Mais leur véritable ennemi, n'est-ce pas le schiste aux Etats-Unis ?

Il n'est pas du tout prouvé que la production américaine de pétrole sera la principale victime de la guerre des prix. A court terme, oui, il y aura des faillites aux Etats-Unis, beaucoup de petites compagnies vont disparaître ou au moins réduire leur production. Mais les majors, comme Exxon ou Chevron, en profiteront pour se renforcer. Et dès que les prix remonteront, la production de pétrole de schiste pourra rapidement repartir à la hausse, grâce au faible temps de cycle du pétrole non-conventionnel et à la solidité de l'écosystème américain. Politiquement, Moscou, qui affichait de viser les Etats-Unis, aura alors partiellement manqué sa cible. Mais si la production recule au Venezuela, en mer du Nord, au Canada ou au Brésil, le marché sera en partie rééquilibré et l'objectif économique du Kremlin -et de Riyad - sera au moins partiellement atteint à mesure que la demande repartira.

Donald Trump pourrait-il décider de préserver la production américaine, sur le modèle des pays de l'Opep ou de la Russie ?

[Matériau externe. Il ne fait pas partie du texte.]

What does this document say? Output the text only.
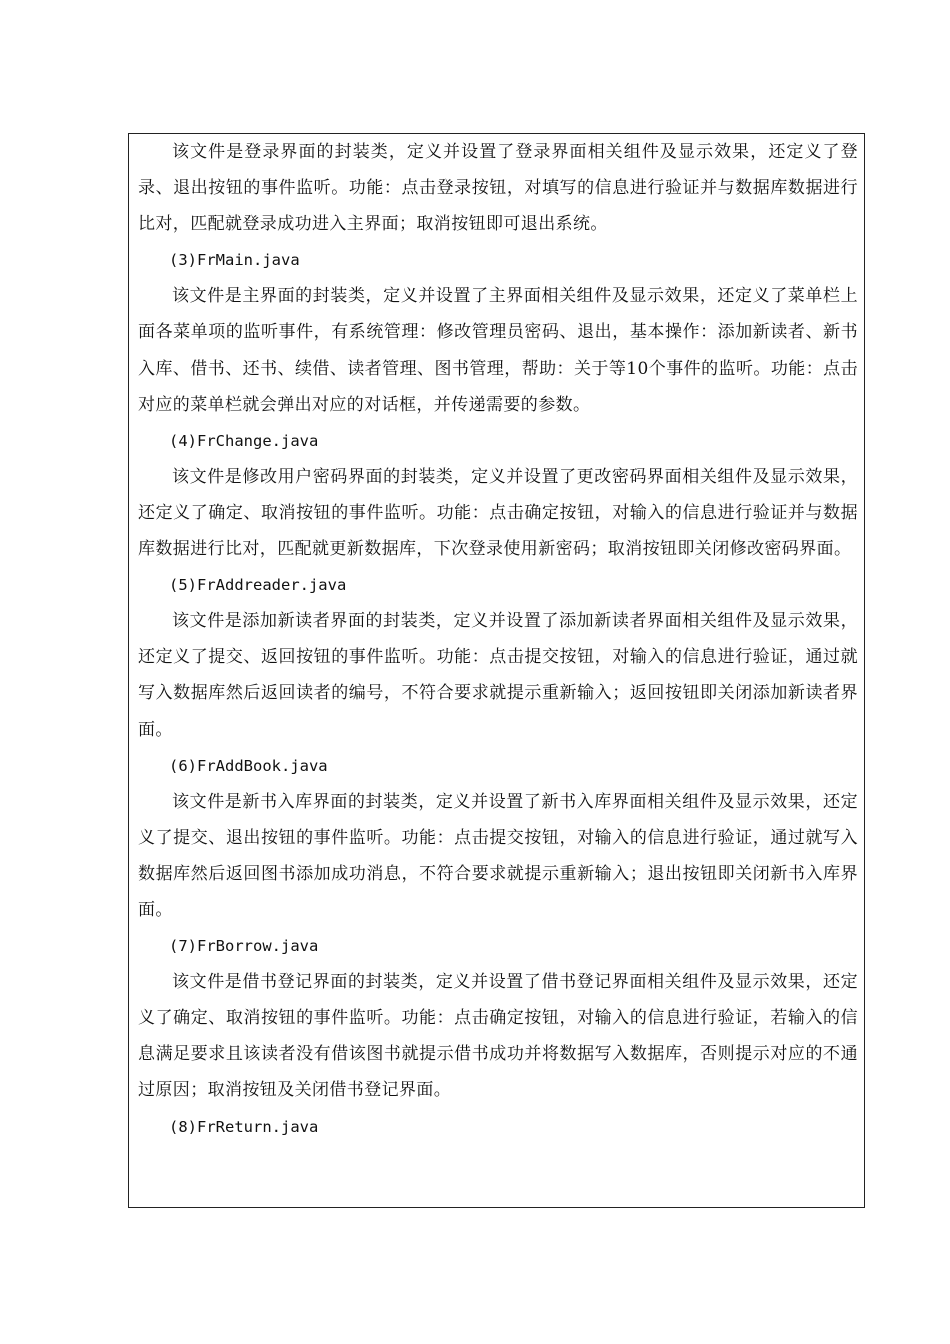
该文件是登录界面的封装类，定义并设置了登录界面相关组件及显示效果，还定义了登录、退出按钮的事件监听。功能：点击登录按钮，对填写的信息进行验证并与数据库数据进行比对，匹配就登录成功进入主界面；取消按钮即可退出系统。

(3)FrMain.java

该文件是主界面的封装类，定义并设置了主界面相关组件及显示效果，还定义了菜单栏上面各菜单项的监听事件，有系统管理：修改管理员密码、退出，基本操作：添加新读者、新书入库、借书、还书、续借、读者管理、图书管理，帮助：关于等10个事件的监听。功能：点击对应的菜单栏就会弹出对应的对话框，并传递需要的参数。

(4)FrChange.java

该文件是修改用户密码界面的封装类，定义并设置了更改密码界面相关组件及显示效果，还定义了确定、取消按钮的事件监听。功能：点击确定按钮，对输入的信息进行验证并与数据库数据进行比对，匹配就更新数据库，下次登录使用新密码；取消按钮即关闭修改密码界面。

(5)FrAddreader.java

该文件是添加新读者界面的封装类，定义并设置了添加新读者界面相关组件及显示效果，还定义了提交、返回按钮的事件监听。功能：点击提交按钮，对输入的信息进行验证，通过就写入数据库然后返回读者的编号，不符合要求就提示重新输入；返回按钮即关闭添加新读者界面。

(6)FrAddBook.java

该文件是新书入库界面的封装类，定义并设置了新书入库界面相关组件及显示效果，还定义了提交、退出按钮的事件监听。功能：点击提交按钮，对输入的信息进行验证，通过就写入数据库然后返回图书添加成功消息，不符合要求就提示重新输入；退出按钮即关闭新书入库界面。

(7)FrBorrow.java

该文件是借书登记界面的封装类，定义并设置了借书登记界面相关组件及显示效果，还定义了确定、取消按钮的事件监听。功能：点击确定按钮，对输入的信息进行验证，若输入的信息满足要求且该读者没有借该图书就提示借书成功并将数据写入数据库，否则提示对应的不通过原因；取消按钮及关闭借书登记界面。

(8)FrReturn.java
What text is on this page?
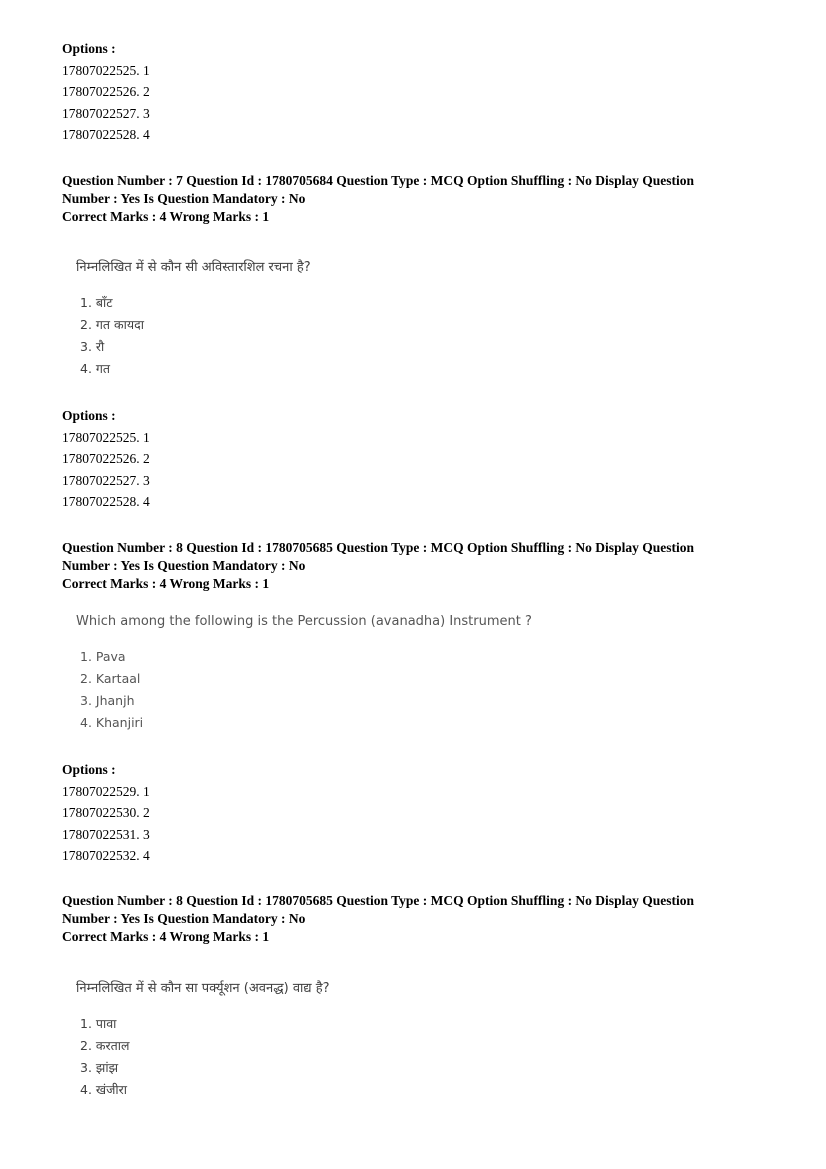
Options :
17807022525. 1
17807022526. 2
17807022527. 3
17807022528. 4
Question Number : 7 Question Id : 1780705684 Question Type : MCQ Option Shuffling : No Display Question
Number : Yes Is Question Mandatory : No
Correct Marks : 4 Wrong Marks : 1
निम्नलिखित में से कौन सी अविस्तारशिल रचना है?
1. बाँट
2. गत कायदा
3. रौ
4. गत
Options :
17807022525. 1
17807022526. 2
17807022527. 3
17807022528. 4
Question Number : 8 Question Id : 1780705685 Question Type : MCQ Option Shuffling : No Display Question
Number : Yes Is Question Mandatory : No
Correct Marks : 4 Wrong Marks : 1
Which among the following is the Percussion (avanadha) Instrument ?
1. Pava
2. Kartaal
3. Jhanjh
4. Khanjiri
Options :
17807022529. 1
17807022530. 2
17807022531. 3
17807022532. 4
Question Number : 8 Question Id : 1780705685 Question Type : MCQ Option Shuffling : No Display Question
Number : Yes Is Question Mandatory : No
Correct Marks : 4 Wrong Marks : 1
निम्नलिखित में से कौन सा पर्क्यूशन (अवनद्ध) वाद्य है?
1. पावा
2. करताल
3. झांझ
4. खंजीरा
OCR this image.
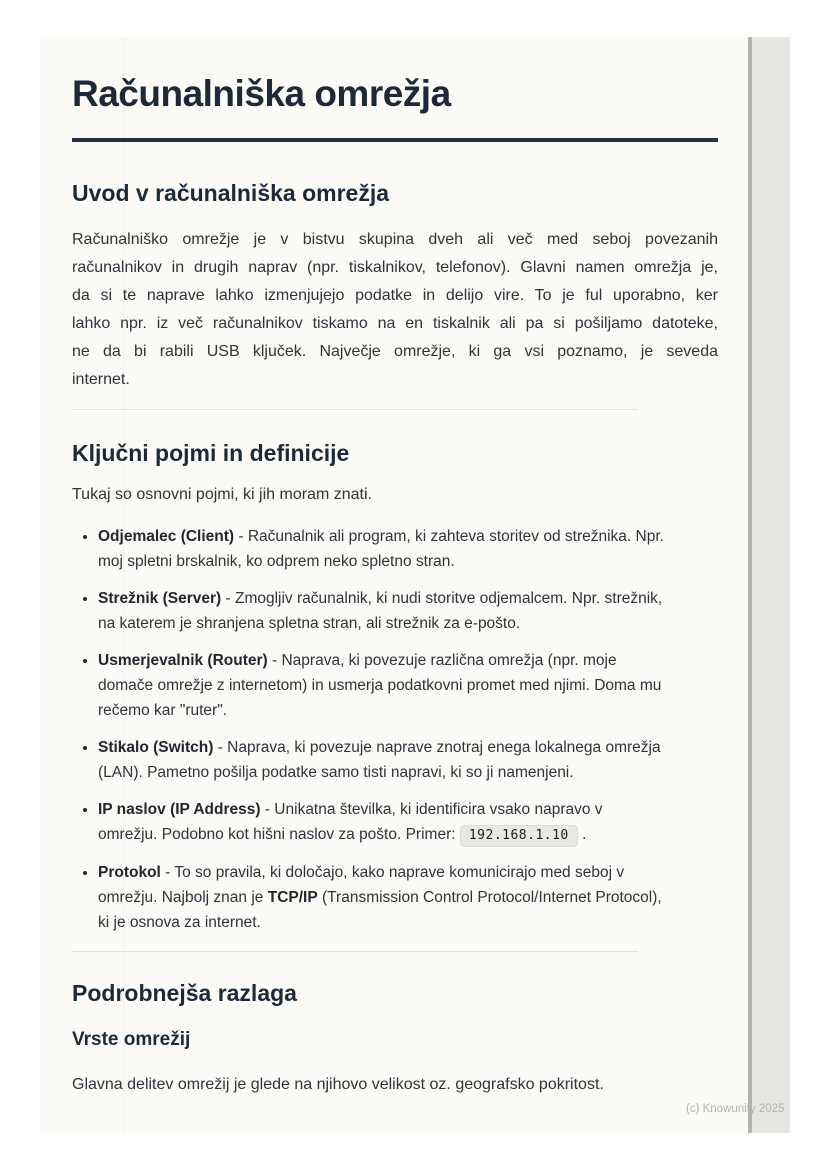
Računalniška omrežja
Uvod v računalniška omrežja

Računalniško omrežje je v bistvu skupina dveh ali več med seboj povezanih računalnikov in drugih naprav (npr. tiskalnikov, telefonov). Glavni namen omrežja je, da si te naprave lahko izmenjujejo podatke in delijo vire. To je ful uporabno, ker lahko npr. iz več računalnikov tiskamo na en tiskalnik ali pa si pošiljamo datoteke, ne da bi rabili USB ključek. Največje omrežje, ki ga vsi poznamo, je seveda internet.

Ključni pojmi in definicije

Tukaj so osnovni pojmi, ki jih moram znati.

• Odjemalec (Client) - Računalnik ali program, ki zahteva storitev od strežnika. Npr. moj spletni brskalnik, ko odprem neko spletno stran.
• Strežnik (Server) - Zmogljiv računalnik, ki nudi storitve odjemalcem. Npr. strežnik, na katerem je shranjena spletna stran, ali strežnik za e-pošto.
• Usmerjevalnik (Router) - Naprava, ki povezuje različna omrežja (npr. moje domače omrežje z internetom) in usmerja podatkovni promet med njimi. Doma mu rečemo kar "ruter".
• Stikalo (Switch) - Naprava, ki povezuje naprave znotraj enega lokalnega omrežja (LAN). Pametno pošilja podatke samo tisti napravi, ki so ji namenjeni.
• IP naslov (IP Address) - Unikatna številka, ki identificira vsako napravo v omrežju. Podobno kot hišni naslov za pošto. Primer: 192.168.1.10 .
• Protokol - To so pravila, ki določajo, kako naprave komunicirajo med seboj v omrežju. Najbolj znan je TCP/IP (Transmission Control Protocol/Internet Protocol), ki je osnova za internet.
Podrobnejša razlaga
Vrste omrežij

Glavna delitev omrežij je glede na njihovo velikost oz. geografsko pokritost.

(c) Knowunity 2025
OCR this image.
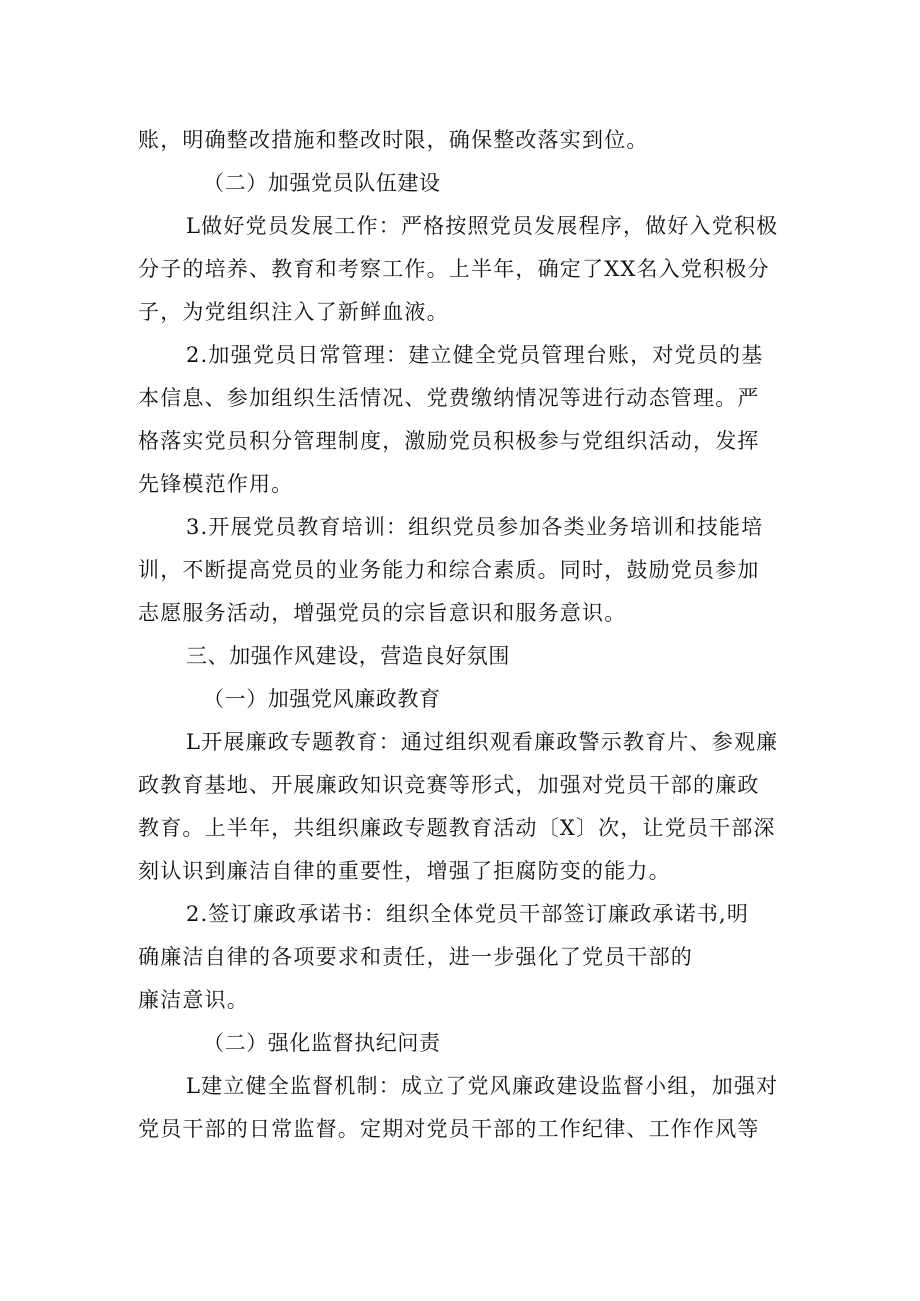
账，明确整改措施和整改时限，确保整改落实到位。
（二）加强党员队伍建设
L做好党员发展工作：严格按照党员发展程序，做好入党积极
分子的培养、教育和考察工作。上半年，确定了XX名入党积极分
子，为党组织注入了新鲜血液。
2.加强党员日常管理：建立健全党员管理台账，对党员的基
本信息、参加组织生活情况、党费缴纳情况等进行动态管理。严
格落实党员积分管理制度，激励党员积极参与党组织活动，发挥
先锋模范作用。
3.开展党员教育培训：组织党员参加各类业务培训和技能培
训，不断提高党员的业务能力和综合素质。同时，鼓励党员参加
志愿服务活动，增强党员的宗旨意识和服务意识。
三、加强作风建设，营造良好氛围
（一）加强党风廉政教育
L开展廉政专题教育：通过组织观看廉政警示教育片、参观廉
政教育基地、开展廉政知识竞赛等形式，加强对党员干部的廉政
教育。上半年，共组织廉政专题教育活动〔X〕次，让党员干部深
刻认识到廉洁自律的重要性，增强了拒腐防变的能力。
2.签订廉政承诺书：组织全体党员干部签订廉政承诺书,明
确廉洁自律的各项要求和责任，进一步强化了党员干部的
廉洁意识。
（二）强化监督执纪问责
L建立健全监督机制：成立了党风廉政建设监督小组，加强对
党员干部的日常监督。定期对党员干部的工作纪律、工作作风等
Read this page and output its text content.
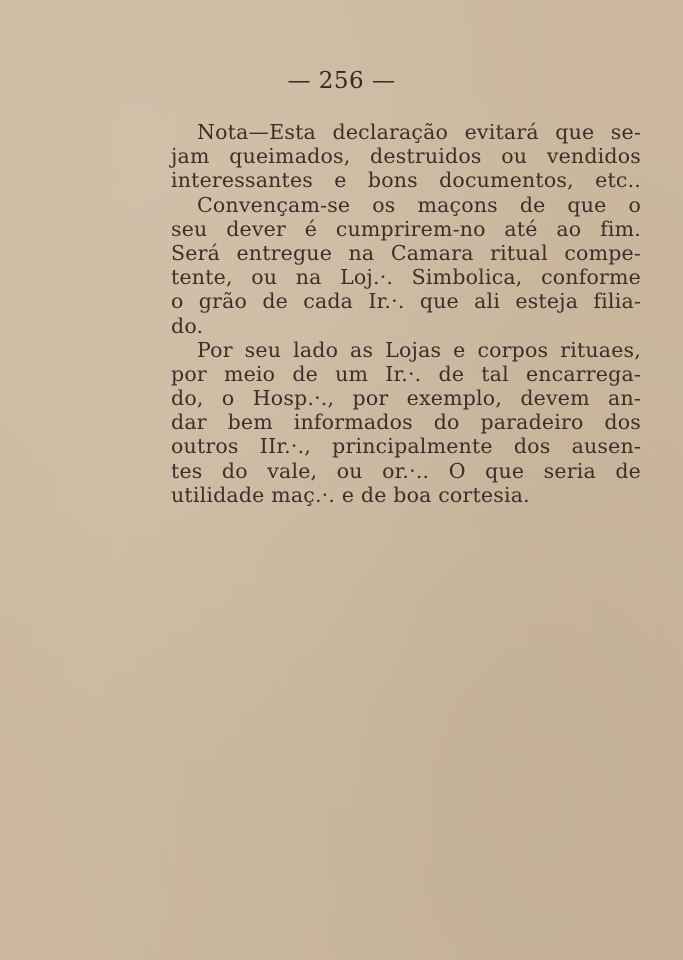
— 256 —
Nota—Esta declaração evitará que se-
jam queimados, destruidos ou vendidos
interessantes e bons documentos, etc..
Convençam-se os maçons de que o
seu dever é cumprirem-no até ao fim.
Será entregue na Camara ritual compe-
tente, ou na Loj.·. Simbolica, conforme
o grão de cada Ir.·. que ali esteja filia-
do.
Por seu lado as Lojas e corpos rituaes,
por meio de um Ir.·. de tal encarrega-
do, o Hosp.·., por exemplo, devem an-
dar bem informados do paradeiro dos
outros IIr.·., principalmente dos ausen-
tes do vale, ou or.·.. O que seria de
utilidade maç.·. e de boa cortesia.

Trump sait qu'il doit faire quelque chose pour aider l'industrie pétrolière du Texas, un Etat clef pour les élections de novembre. Il n'a pas le pouvoir de décréter un niveau de production pour le pays mais il peut bannir certaines importations de pétrole ou les taxer pour protéger la production nationale. C'est une menace qu'il peut brandir pour inciter l'Arabie saoudite à atténuer la guerre des prix.